As I get older I find that I don’t enjoy drinking as much as I did as a lad but I still enjoy a beer, scotch, gin, or whiskey now and again. I started drinking whiskey about twenty years ago when a friend of mine and I frequented a little place here in St. Louis that doesn’t exist anymore. We decided to have a little taste-testing excursion with bourbon. I’ve never looked back!
None of this is really pertinent to the story but perhaps explains why I was a little distressed to find that the iconic bourbon maker Jim Beam was being purchased by a Japanese company called Suntory. Judging by the comments I read at the bottom of the story; I think most people had my initial reaction to the sale, distress. I thought I’d write a blog on why it shouldn’t come as a surprise.
Jim Beam is certainly an iconic American whiskey but those of us who imagine the romantic ideal of the family owned business that is beyond the globalization of today’s market are living in a fantasy realm. Beam purchased National Brands and renamed it Fortune Brands in 1987. This purchase brought with it a number of liquor brands and other products. By the time 2010 rolled around the company wasn’t doing so well and Fortune Brands began to spin-off their non-spirit components. The remaining company ended up being called Beam Inc.

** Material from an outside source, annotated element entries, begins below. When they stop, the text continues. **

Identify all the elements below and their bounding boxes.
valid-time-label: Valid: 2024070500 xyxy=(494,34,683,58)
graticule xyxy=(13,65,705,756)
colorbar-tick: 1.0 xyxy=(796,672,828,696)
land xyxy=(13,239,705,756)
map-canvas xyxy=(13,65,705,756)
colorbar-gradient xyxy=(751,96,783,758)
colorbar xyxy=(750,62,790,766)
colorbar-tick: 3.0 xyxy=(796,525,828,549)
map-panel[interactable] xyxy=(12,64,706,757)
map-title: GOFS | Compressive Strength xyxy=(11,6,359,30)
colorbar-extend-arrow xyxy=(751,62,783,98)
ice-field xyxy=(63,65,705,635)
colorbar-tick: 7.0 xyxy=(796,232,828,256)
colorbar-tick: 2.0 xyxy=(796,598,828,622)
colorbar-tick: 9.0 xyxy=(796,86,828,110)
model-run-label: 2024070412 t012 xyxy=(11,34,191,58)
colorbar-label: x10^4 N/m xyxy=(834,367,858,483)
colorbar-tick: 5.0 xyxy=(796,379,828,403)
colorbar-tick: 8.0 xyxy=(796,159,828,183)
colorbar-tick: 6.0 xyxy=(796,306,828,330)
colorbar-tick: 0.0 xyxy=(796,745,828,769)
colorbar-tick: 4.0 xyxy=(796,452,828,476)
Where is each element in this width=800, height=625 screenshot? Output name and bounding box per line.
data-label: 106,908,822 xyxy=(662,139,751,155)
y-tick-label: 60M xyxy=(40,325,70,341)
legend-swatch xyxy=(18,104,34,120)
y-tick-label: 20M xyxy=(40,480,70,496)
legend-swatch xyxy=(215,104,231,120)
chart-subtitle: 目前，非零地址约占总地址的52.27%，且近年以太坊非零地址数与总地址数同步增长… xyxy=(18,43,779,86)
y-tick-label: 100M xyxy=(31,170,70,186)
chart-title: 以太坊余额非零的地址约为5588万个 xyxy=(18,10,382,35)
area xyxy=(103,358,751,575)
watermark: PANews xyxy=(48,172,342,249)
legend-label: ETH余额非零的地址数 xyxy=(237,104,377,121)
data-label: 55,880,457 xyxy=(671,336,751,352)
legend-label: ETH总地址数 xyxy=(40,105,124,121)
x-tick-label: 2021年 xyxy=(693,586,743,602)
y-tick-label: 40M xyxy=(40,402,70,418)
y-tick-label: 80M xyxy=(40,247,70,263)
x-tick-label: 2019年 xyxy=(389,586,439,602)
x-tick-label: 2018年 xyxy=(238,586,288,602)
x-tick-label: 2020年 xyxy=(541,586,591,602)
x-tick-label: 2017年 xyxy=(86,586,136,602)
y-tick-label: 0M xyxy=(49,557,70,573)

During this time they worked hand-in-hand with a number of foreign companies namely Pernod Ricard of France. In addition they sold much of their wine operations to Constellation Brands. For most of the time they were also working directly with a Japanese brewing and distillery company named Suntory.
Beam acted as distributor for Suntory in a number of nations while Suntory did the same from Beam in other countries.
This is reality. We live in a global market and business leaders understand this. The next time you speak with a wealthy person ask them what percentage of their portfolio is in U.S. stocks. It’s not just about average folks purchasing Asian goods at Walmart. This is the world in which we live and those who don’t understand it are doomed to fall by the wayside.
We can spend our energy writing vitriolic comments about how United States has less economic power in the world but it’s not going to reverse the trend. We can complain and moan about how a great American Distillery has been sold out but the other option is worse; they are swamped by larger and more profitable companies and vanish.
While there are certainly dangers to globalization it is the reality of modern business. If you want the United States and the companies therein to bury their head in the sand, to wave their flags and ignore the economics of the actual world, well, be prepared for what happens.
I know we don’t like to hear it but its embrace globalization or be buried by it. This isn’t a joke, ask the CEO of any Fortune 1,000 company. Ask Parker and Craig Beam. They get it.